空色の手紙は執着愛の証 ~溺愛は再会とともに~

「…お部屋のご案内は以上になります。それでは20時にこちらにお食事をご用意いたしますわね」

「遅くにすみません、宜しくお願いいたします」

最後にニコリと笑顔を見せて、女将はお部屋を後にした。



「…あの、十和田さん…」

「あぁ、何かな?」

「あの、私、ほんとに盗っ人(ぬすっと)みたいなことはしませんけど、万が一何かあった時に疑われるのも嫌なので、本当に大事なものはフロントへ預けておいて下さい。お願いします」


「…ぶ」

ぶ?

「あっははは!」
十和田さんが上を向いて大笑いした。

あれ、また笑われた。

「あの…?」

「ははは、ごめんごめん。東雲さんていいね」

「…はい?」

「盗っ人って……さっきも自分の事を怪しい者扱いするし、夜這いとかさ……言葉のチョイスがいいよね……クククッ」

「そうですか?」
私には普通の事なんだけど…おかしいのかなぁ。

「あぁ。そのセンスにも性格が表れてていいと思うよ……クク…」

「あの……それにしても笑いすぎじゃないですか…?」

「クク…あぁ、悪かったね。バカにしてるわけじゃないんだ。あまりにも可愛らしくて」

「かわい、らしい…?」

「あぁ、素直で可愛らしい子だなと思ってさ」

「それはどうも……褒められてるのかわかりませんが」

「褒めてるさ。フロントからの一連を見ていて、あなたのことは本当に素直で可愛いと思ってるんだから。それにしてもあのセンス……ククッ」

「やっぱり褒められてる気がしません。というか、十和田さんが笑い上戸なだけですよね?私、笑わせるほど大したことは言ってないですし」

「いや…俺が普段ここまで笑うことなんてまずないよ。特に女性の前でこれだけ笑うなんて何年ぶりだろうな」

「そうなんですか…」
私は珍獣みたいなものなのだろうか。


「さて、食事の前にひとっ風呂浴びてくるかな」

「では私もそうします」

普段使いのシャンプー類や化粧水と替えの下着を1つの袋に入れておいた〝お風呂セット〞をボストンバッグから取り出した。

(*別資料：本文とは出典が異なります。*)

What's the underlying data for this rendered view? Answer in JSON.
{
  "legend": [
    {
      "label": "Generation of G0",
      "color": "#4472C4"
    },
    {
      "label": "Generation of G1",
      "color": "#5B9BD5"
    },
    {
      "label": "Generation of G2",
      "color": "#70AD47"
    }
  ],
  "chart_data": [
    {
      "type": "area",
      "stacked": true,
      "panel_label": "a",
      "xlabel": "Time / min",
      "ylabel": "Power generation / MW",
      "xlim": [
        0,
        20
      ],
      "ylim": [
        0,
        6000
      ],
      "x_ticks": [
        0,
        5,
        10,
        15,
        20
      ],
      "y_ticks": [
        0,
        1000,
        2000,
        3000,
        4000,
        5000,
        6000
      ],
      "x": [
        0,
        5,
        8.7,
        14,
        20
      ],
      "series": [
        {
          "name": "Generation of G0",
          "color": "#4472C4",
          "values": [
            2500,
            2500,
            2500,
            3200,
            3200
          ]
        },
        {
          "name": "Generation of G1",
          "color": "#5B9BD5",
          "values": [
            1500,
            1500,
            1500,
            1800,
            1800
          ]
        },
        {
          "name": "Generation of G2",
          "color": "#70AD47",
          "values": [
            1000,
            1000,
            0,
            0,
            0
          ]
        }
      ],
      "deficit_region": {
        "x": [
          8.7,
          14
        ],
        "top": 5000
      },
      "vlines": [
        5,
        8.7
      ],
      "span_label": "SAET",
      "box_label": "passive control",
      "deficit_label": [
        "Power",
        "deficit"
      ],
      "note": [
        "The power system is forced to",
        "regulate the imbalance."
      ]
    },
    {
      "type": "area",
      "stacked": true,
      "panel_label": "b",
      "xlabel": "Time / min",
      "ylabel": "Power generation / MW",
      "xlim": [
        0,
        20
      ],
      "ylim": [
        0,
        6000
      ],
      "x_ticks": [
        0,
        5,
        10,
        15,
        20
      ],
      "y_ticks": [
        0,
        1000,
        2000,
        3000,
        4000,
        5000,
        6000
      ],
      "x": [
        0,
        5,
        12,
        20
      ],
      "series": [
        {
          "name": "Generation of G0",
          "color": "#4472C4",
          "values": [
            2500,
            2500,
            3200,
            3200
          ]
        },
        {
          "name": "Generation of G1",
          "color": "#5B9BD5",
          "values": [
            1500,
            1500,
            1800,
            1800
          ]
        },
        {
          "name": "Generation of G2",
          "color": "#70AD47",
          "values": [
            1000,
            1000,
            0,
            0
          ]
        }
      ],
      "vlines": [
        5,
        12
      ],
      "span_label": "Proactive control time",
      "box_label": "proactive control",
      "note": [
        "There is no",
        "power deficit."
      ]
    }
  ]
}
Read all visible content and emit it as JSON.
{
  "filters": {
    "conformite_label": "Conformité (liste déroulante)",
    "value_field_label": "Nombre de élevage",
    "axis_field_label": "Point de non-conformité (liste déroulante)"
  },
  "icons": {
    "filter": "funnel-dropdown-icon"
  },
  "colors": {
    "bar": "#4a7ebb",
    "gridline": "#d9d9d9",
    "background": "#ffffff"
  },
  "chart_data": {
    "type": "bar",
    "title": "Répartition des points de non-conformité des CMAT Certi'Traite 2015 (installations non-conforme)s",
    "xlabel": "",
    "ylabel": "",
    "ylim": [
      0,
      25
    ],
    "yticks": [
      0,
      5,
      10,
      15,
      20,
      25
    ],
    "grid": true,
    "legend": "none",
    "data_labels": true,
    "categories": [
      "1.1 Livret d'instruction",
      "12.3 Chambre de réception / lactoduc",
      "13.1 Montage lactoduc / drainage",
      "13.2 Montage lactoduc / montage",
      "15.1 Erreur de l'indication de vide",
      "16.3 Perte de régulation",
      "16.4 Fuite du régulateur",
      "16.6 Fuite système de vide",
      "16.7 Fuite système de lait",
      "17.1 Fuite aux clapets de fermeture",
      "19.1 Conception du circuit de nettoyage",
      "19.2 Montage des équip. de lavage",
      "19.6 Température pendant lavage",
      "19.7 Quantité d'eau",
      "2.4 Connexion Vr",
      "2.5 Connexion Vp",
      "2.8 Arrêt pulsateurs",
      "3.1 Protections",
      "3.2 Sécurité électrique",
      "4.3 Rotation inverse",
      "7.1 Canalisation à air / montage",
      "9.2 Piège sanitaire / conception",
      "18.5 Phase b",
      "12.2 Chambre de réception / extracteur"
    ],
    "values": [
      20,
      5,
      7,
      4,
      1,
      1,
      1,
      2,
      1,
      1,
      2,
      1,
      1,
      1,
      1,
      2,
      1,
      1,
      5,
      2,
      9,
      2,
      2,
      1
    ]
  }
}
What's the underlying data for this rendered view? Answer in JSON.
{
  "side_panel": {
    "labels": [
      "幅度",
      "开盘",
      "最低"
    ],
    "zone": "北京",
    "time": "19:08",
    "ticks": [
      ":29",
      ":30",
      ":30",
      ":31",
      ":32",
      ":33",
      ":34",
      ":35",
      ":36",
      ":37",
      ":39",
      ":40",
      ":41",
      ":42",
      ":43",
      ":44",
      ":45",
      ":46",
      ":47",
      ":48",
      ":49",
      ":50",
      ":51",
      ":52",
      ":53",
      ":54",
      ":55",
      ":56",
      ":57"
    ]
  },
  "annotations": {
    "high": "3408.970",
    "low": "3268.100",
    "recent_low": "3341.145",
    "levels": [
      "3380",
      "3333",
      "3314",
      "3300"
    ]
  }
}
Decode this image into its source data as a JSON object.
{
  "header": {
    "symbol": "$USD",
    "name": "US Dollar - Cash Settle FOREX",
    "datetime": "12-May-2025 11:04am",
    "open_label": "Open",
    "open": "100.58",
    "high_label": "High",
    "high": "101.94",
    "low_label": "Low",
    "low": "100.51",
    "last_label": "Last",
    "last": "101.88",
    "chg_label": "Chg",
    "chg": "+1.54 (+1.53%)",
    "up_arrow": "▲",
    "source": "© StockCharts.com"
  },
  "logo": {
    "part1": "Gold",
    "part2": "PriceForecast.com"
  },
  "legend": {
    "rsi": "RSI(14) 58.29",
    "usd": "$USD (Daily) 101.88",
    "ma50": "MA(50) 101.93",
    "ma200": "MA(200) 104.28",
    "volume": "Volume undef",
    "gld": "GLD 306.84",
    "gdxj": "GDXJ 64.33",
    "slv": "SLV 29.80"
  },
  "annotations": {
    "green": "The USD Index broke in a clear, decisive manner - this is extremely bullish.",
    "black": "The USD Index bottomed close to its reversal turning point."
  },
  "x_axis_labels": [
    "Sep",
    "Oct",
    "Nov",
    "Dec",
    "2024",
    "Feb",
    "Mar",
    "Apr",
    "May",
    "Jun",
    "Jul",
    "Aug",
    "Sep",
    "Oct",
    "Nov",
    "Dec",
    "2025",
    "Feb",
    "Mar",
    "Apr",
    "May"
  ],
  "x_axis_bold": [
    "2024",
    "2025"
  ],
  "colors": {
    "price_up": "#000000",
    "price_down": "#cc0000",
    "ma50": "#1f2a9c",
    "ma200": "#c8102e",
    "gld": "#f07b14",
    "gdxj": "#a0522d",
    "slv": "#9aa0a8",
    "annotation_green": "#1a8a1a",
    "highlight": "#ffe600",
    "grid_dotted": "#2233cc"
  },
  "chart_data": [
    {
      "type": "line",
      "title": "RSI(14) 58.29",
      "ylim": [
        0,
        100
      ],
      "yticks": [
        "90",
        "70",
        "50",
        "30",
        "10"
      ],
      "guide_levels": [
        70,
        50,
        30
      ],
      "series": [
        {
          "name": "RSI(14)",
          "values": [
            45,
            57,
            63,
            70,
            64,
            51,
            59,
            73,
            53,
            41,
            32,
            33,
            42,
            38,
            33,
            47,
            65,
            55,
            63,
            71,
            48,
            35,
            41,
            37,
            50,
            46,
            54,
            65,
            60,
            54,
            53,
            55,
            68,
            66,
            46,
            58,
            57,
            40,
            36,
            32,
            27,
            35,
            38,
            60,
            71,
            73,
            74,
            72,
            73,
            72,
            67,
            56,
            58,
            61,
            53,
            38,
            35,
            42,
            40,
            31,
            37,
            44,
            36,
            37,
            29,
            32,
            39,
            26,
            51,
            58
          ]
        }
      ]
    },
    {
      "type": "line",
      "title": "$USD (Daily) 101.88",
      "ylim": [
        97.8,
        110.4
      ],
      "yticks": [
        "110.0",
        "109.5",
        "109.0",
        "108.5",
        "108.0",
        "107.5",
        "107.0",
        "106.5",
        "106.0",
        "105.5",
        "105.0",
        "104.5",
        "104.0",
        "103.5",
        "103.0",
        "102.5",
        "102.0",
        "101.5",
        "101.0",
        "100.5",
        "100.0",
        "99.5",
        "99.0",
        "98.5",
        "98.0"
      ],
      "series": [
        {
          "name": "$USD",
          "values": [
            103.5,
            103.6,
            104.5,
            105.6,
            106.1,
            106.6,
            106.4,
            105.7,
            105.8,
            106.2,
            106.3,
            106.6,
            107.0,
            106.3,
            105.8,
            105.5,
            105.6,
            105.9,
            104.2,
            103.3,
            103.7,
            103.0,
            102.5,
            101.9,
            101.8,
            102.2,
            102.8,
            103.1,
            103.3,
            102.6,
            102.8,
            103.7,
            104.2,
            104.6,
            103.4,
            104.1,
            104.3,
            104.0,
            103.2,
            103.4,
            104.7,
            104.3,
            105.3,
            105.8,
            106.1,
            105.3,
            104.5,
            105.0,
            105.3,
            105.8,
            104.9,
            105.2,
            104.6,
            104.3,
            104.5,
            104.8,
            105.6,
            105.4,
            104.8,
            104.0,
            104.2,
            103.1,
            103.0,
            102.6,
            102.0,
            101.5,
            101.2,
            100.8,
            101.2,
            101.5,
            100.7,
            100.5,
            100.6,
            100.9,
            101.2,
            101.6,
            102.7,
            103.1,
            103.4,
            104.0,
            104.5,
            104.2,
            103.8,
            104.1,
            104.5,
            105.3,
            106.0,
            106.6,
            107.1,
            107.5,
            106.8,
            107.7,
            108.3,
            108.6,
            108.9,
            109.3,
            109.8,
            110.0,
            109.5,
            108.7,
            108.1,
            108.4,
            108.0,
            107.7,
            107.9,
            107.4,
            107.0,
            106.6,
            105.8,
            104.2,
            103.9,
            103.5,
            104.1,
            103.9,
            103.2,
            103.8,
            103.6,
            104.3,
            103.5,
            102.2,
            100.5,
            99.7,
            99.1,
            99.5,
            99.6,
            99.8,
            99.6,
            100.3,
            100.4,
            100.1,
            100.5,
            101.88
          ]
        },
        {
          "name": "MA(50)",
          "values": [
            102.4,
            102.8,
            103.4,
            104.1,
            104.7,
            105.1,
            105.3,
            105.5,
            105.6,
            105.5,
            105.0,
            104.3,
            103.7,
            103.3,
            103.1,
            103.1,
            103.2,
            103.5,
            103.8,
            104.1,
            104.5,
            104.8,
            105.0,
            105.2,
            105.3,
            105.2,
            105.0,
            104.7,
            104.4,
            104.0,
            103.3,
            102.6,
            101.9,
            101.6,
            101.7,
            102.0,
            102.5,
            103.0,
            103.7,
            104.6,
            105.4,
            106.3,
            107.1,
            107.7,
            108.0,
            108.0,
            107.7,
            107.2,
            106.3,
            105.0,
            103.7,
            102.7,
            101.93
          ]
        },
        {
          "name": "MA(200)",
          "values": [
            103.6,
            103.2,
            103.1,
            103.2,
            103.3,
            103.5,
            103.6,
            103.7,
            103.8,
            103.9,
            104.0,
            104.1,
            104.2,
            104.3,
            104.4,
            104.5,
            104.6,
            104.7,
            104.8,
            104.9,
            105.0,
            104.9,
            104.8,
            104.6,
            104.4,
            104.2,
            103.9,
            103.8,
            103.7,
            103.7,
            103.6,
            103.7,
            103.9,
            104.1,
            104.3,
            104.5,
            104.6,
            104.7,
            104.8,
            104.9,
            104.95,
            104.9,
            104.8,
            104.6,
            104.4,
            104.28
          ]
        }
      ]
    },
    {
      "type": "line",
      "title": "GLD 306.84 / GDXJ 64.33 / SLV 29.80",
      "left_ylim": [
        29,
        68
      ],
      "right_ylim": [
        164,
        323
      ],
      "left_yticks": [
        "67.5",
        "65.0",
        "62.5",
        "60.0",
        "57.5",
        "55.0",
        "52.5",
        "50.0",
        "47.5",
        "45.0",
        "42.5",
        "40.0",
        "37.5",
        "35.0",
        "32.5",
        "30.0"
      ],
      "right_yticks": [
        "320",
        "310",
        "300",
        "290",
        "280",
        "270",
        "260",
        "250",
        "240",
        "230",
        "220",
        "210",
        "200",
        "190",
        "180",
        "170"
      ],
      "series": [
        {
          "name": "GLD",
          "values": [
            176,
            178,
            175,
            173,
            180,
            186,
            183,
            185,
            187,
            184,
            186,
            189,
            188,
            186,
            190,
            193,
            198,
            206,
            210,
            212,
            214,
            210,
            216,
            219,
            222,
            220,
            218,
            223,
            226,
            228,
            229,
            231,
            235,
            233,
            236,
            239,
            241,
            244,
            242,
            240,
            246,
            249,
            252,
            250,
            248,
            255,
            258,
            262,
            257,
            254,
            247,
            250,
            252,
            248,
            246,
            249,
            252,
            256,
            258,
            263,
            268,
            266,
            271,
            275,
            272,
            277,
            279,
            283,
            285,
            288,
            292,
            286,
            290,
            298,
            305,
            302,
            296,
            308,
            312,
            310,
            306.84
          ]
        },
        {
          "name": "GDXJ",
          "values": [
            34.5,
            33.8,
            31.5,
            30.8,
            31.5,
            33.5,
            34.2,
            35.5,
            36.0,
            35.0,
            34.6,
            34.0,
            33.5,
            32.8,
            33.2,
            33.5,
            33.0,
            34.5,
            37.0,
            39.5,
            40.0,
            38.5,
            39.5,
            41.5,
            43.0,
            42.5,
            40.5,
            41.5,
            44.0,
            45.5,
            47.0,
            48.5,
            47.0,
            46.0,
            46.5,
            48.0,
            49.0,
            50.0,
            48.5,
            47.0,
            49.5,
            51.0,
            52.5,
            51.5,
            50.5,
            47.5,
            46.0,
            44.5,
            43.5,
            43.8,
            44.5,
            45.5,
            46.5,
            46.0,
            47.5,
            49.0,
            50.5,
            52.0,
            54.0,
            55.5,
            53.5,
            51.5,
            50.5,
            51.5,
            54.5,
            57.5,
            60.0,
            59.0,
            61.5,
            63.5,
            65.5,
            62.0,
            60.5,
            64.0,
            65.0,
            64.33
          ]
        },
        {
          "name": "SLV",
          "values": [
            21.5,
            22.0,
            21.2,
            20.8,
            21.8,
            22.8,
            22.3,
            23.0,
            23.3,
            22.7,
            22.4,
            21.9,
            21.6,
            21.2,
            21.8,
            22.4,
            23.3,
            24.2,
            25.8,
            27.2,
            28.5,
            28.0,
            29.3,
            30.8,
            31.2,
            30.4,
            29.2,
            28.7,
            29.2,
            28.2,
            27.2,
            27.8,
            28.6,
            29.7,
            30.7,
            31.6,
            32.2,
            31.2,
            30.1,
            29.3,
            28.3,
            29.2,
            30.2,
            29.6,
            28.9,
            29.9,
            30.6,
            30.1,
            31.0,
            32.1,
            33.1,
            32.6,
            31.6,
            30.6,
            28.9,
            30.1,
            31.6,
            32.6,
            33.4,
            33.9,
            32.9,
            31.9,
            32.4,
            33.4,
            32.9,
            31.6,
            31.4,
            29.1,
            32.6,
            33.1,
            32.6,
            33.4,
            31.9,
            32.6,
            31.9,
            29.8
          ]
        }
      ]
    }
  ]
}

そして隣の部屋に浴衣を取りに行く私に、十和田さんが「部屋の露天風呂に一緒に入るか?んん?」と冗談とわかる言い方をしてきた。

だから「いえ、そんなお目汚しはできません」と答えると、案の定、十和田さんは大笑い。

「自分の裸をお目汚しって…もぅ…あっははは!」

それを背中で聞きながら「ではお風呂行ってきまーす」と部屋を出て、本館にある大浴場へと向かった。